Last night I made A a wristband:
To make it I used the “Powerful Wrist Protection” pattern from Stitch ‘n Bitch and I knit it up in Wendy Merino Bliss in the black and another Merino blend whose label I’ve lost for the red and mustard (same yarns as the headbands I knit in the earlier post). The pattern called for the main colour (black) to be knit with two strands of yarn held together. I didn’t say anything about the contrast colour, meaning that it probably only wanted one strand, but I took the liberty of using two strands held together since A wanted a star that “changed colour.”
It was really satisfying to make the wrist warmer. It was a small, discrete project that I did from beginning to end. Incidentally, this was the first project that I did from beginning to end, since the headbands are still a work in progress.
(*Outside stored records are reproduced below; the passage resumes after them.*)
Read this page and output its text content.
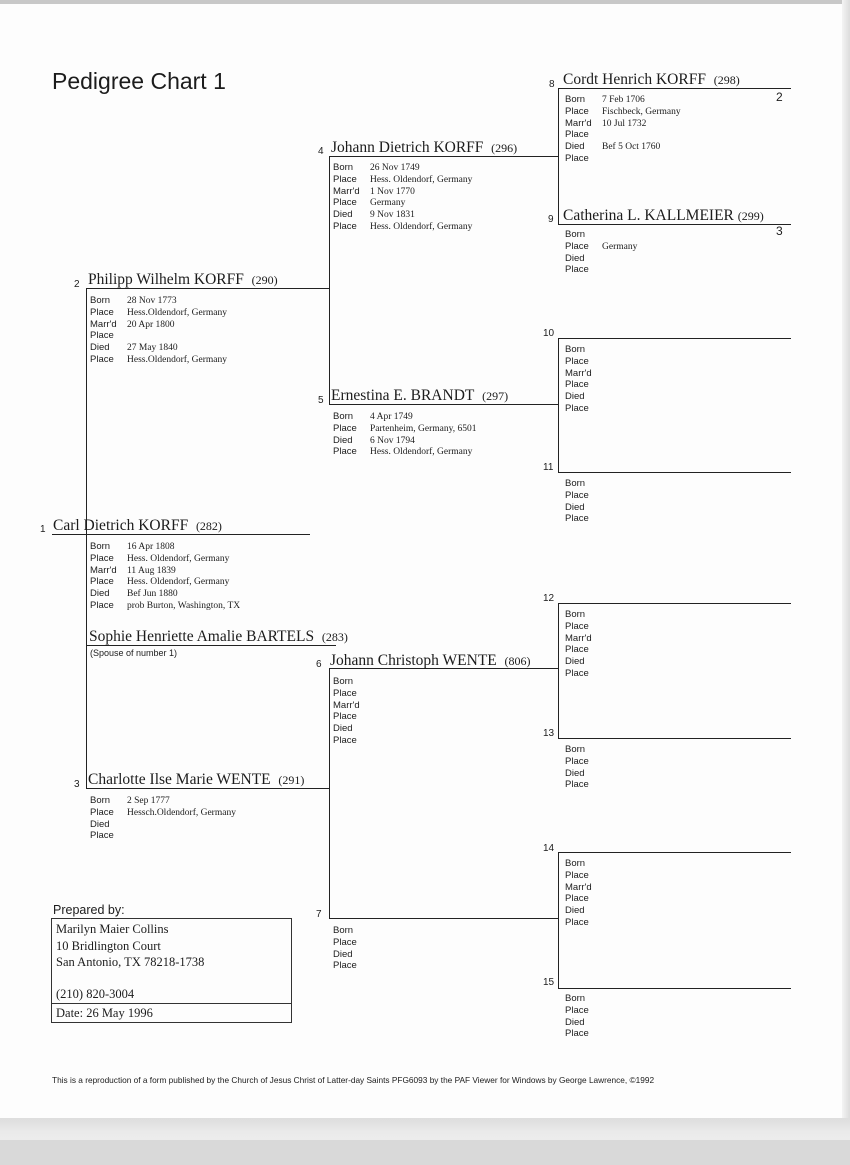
Pedigree Chart 1
1 Carl Dietrich KORFF (282)
Born 16 Apr 1808
Place Hess. Oldendorf, Germany
Marr'd 11 Aug 1839
Place Hess. Oldendorf, Germany
Died Bef Jun 1880
Place prob Burton, Washington, TX
Sophie Henriette Amalie BARTELS (283)
(Spouse of number 1)
2 Philipp Wilhelm KORFF (290)
Born 28 Nov 1773
Place Hess.Oldendorf, Germany
Marr'd 20 Apr 1800
Place
Died 27 May 1840
Place Hess.Oldendorf, Germany
3 Charlotte Ilse Marie WENTE (291)
Born 2 Sep 1777
Place Hessch.Oldendorf, Germany
Died
Place
4 Johann Dietrich KORFF (296)
Born 26 Nov 1749
Place Hess. Oldendorf, Germany
Marr'd 1 Nov 1770
Place Germany
Died 9 Nov 1831
Place Hess. Oldendorf, Germany
5 Ernestina E. BRANDT (297)
Born 4 Apr 1749
Place Partenheim, Germany, 6501
Died 6 Nov 1794
Place Hess. Oldendorf, Germany
6 Johann Christoph WENTE (806)
Born
Place
Marr'd
Place
Died
Place
7
Born
Place
Died
Place
8 Cordt Henrich KORFF (298)
2
Born 7 Feb 1706
Place Fischbeck, Germany
Marr'd 10 Jul 1732
Place
Died Bef 5 Oct 1760
Place
9 Catherina L. KALLMEIER (299)
3
Born
Place Germany
Died
Place
10
Born
Place
Marr'd
Place
Died
Place
11
Born
Place
Died
Place
12
Born
Place
Marr'd
Place
Died
Place
13
Born
Place
Died
Place
14
Born
Place
Marr'd
Place
Died
Place
15
Born
Place
Died
Place
Prepared by:
Marilyn Maier Collins
10 Bridlington Court
San Antonio, TX 78218-1738
(210) 820-3004
Date: 26 May 1996
This is a reproduction of a form published by the Church of Jesus Christ of Latter-day Saints PFG6093 by the PAF Viewer for Windows by George Lawrence, ©1992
A has requested a tie. I do not have a pattern, so I’m winging it.
I realize that I haven’t talked about what I’ve been working on in a long time. The answer is headbands. I’ve been making these:
The picture is a little overexposed, but they’re knit up in a cherry-coloured and a mustard-coloured sport weight wool. They’re presents for two of my dearest friends. My problem is that now I need the big flowers to go on them, and I need to learn how to make them. I started (rather ambitiously) assuming that they should be crocheted. But betting crochet-overwhelmed has put a hiatus on the headband making. I’ve finally come to terms with crocheting not being the answer; I will look into ways to knit flowers.
Another good friend requested a headband in both black and turquoise. So, fairisle knitting, here I come. As such, I learned to do a bit of intarsia and knit a heart. It looks fairly decent. I think I might be ready for more. As such, my next planned project is a set of these:
These Fiddlehead mittens are from the site helloyarn.com. I think I might make my mom a pair of these too.